We were revolutionary, we had the best product in the world, we had a real high price, but our product cost less to build than the ones with the low price. We had a company. We had investors. We had advisers. We had professionals around telling us how to establish a company — you need a president, director of operations, and here’s what he does. Investors were telling us all the people we needed and what their roles would be. At that time, Steve didn’t have an official title. You just participated in everything and learned how to run everything. But I hate politics, so I said, leave me out of running the company, just don’t kick me out.
I stayed in the laboratory. I wanted to do hardware, software for the rest of my life. I believe engineers are the best people in the world, and I wanted to be an engineer for life. I never wanted to move up the management ladder. Engineers are where brilliant ideas can become reality. There were a lot of great ideas, but they are not worth much on paper. You better have some working model; you better have an engineer who can build it.

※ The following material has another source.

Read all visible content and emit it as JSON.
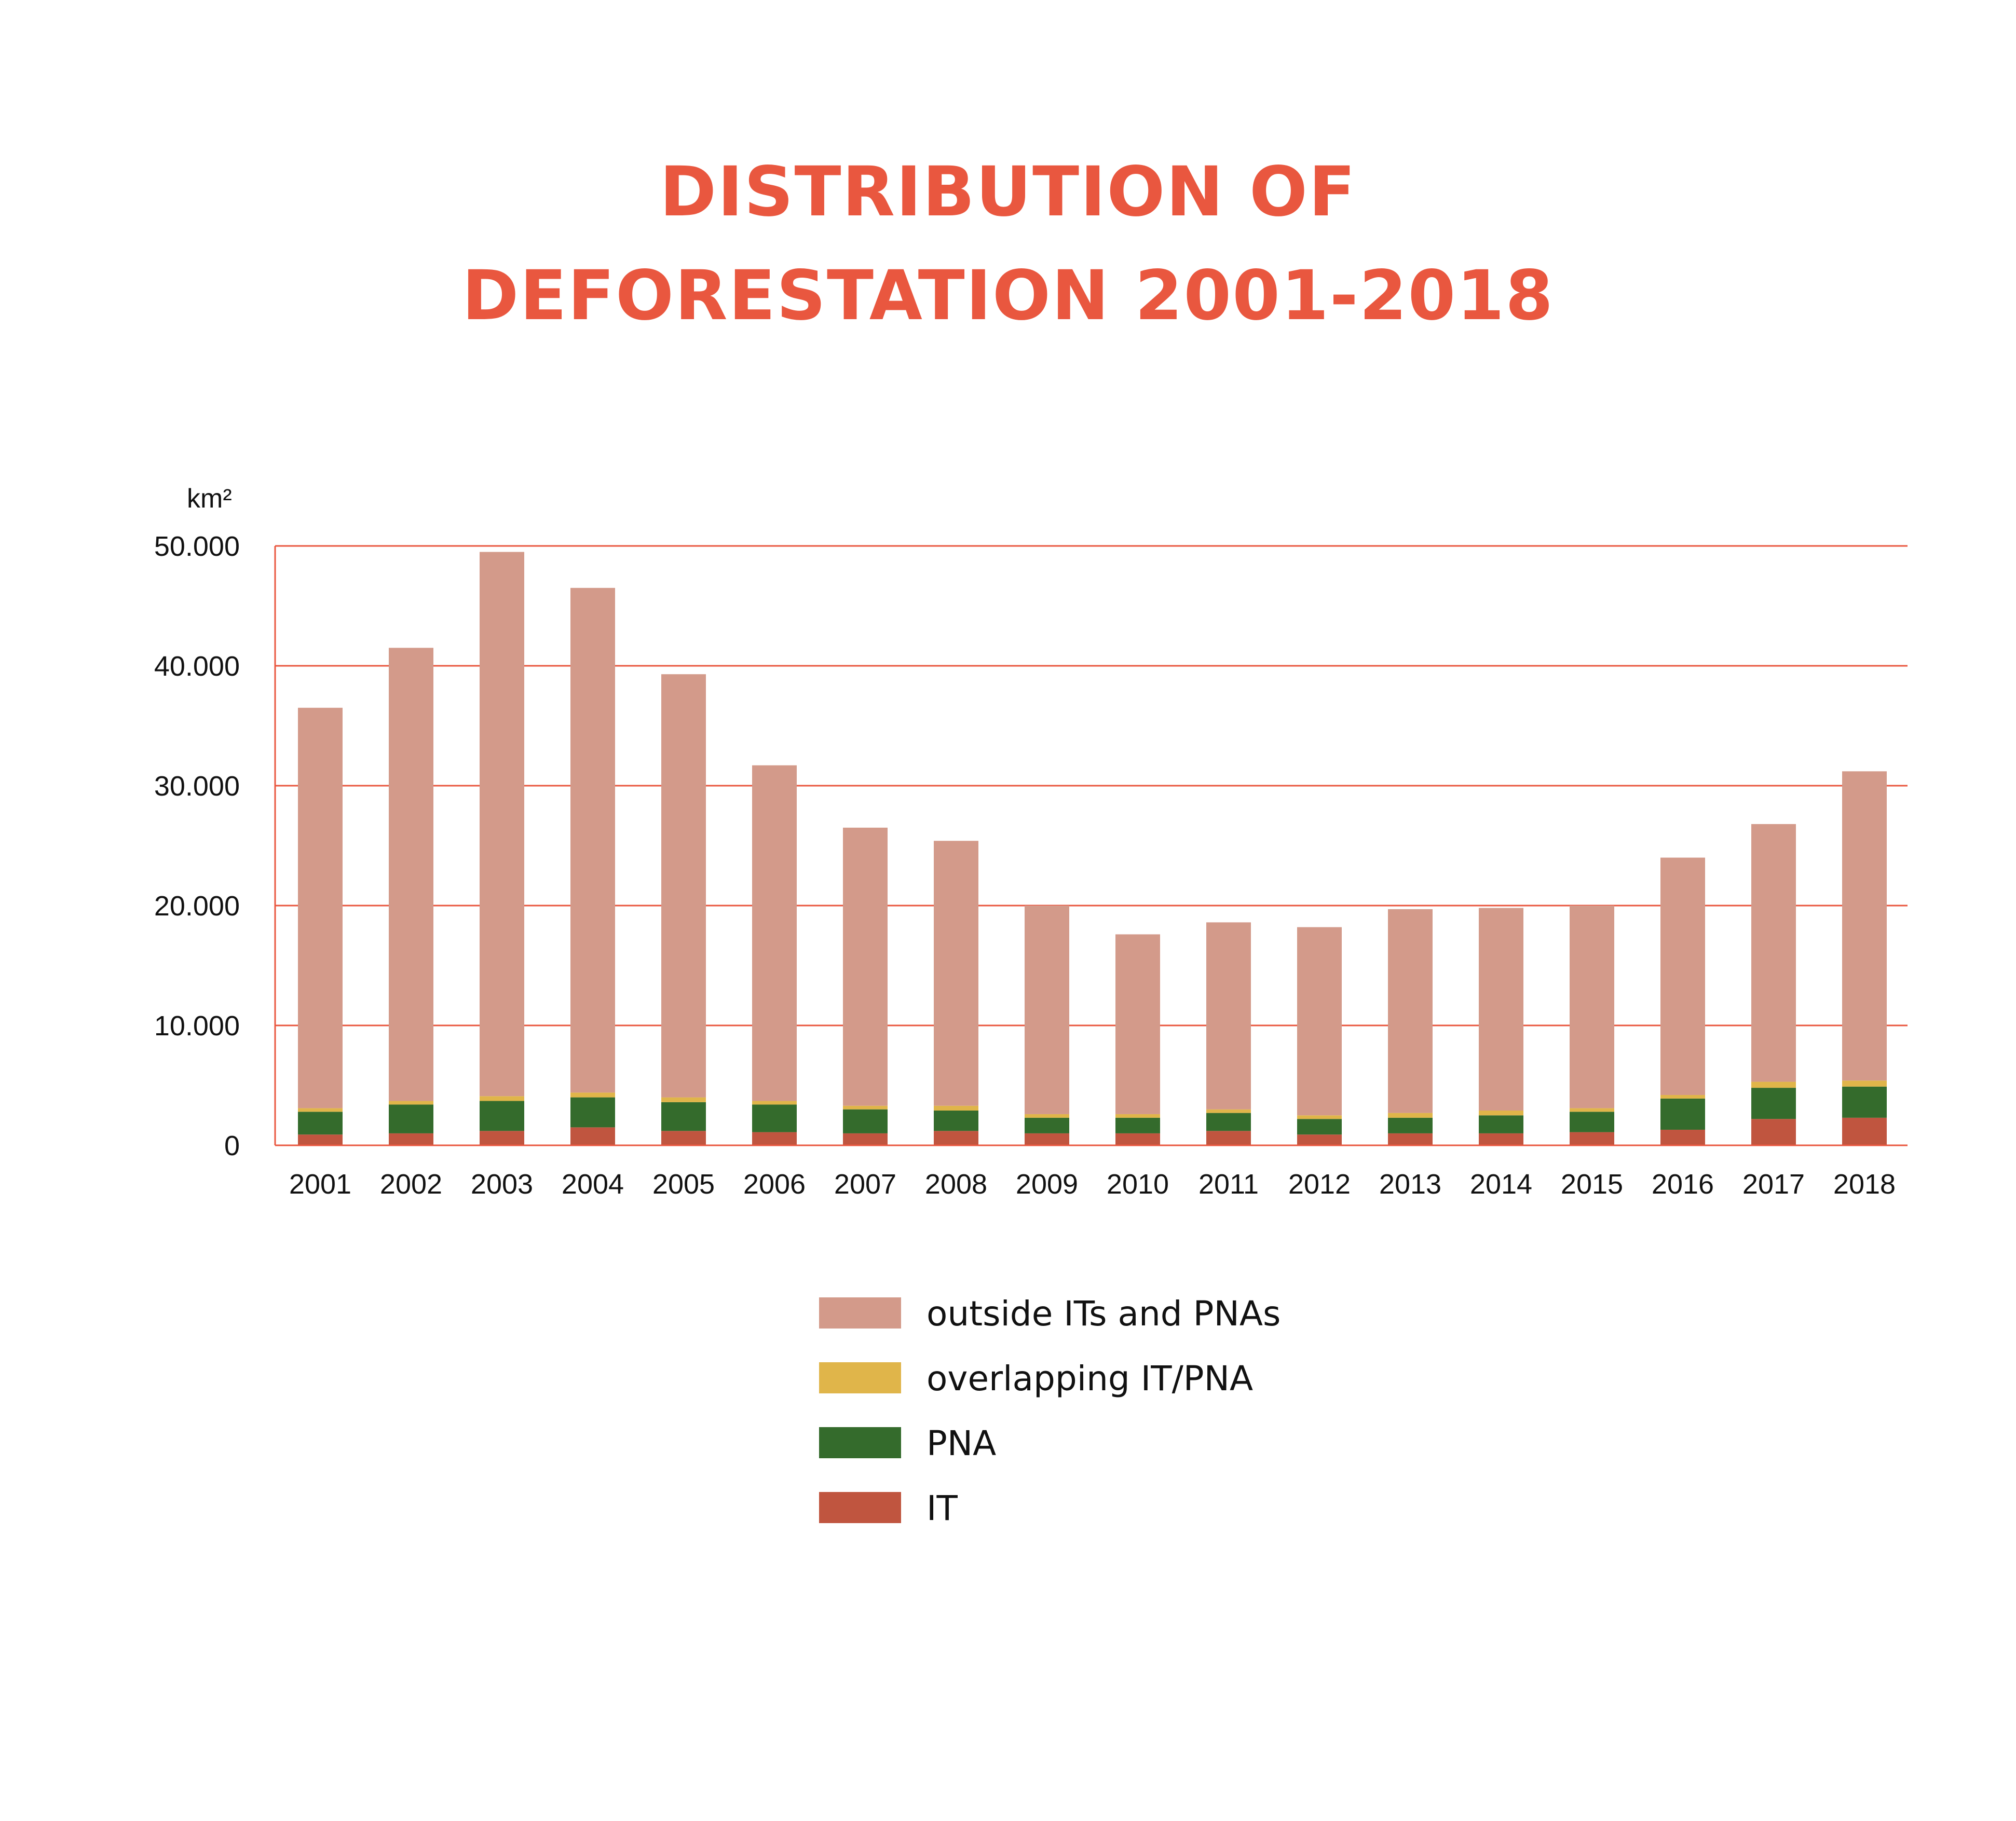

When you design something, it has to work. It has to do the job. You have to take every precaution, because one little bug will come back to haunt you. That is what engineering is about, and you need that kind of precision when you are thinking out what kind of things do we put in a product.
FK: Is innovation something you are born with or is it something you can learn?
SW: My own thinking is that you are not born with it. I think everybody is born equally curious. Every little baby wants to learn everything about anything that starts to come into their eyes.
We are all born that way, but that doesn’t mean we’re all going to fit in a box and follow the same course. You have to take the same tests and you are called intelligent if you have the exact same answers as everyone else. But if you think differently and try to come up with answers that aren’t in the book, or if you challenge that thinking, you are called disruptive.
In schools there are 30 kids and one teacher, and you can’t have every kid doing everything randomly and independently. It doesn’t work in our system because of money. We don’t have one teacher per student. So we are trained all our lives to not be innovative.
I would do a lot of things outside of school. With my science fair projects, I discovered thinking about a problem and how to solve it. I was just lucky to be a creator, to create things on my own, and not just read about them in books.
I had no idea that in 1975 all the pieces were going to be there at the right price to make the personal computer affordable. I didn’t know that when I was learning. That wasn’t my goal. My goal was I wanted a computer of my own someday, because a computer sounded impressive.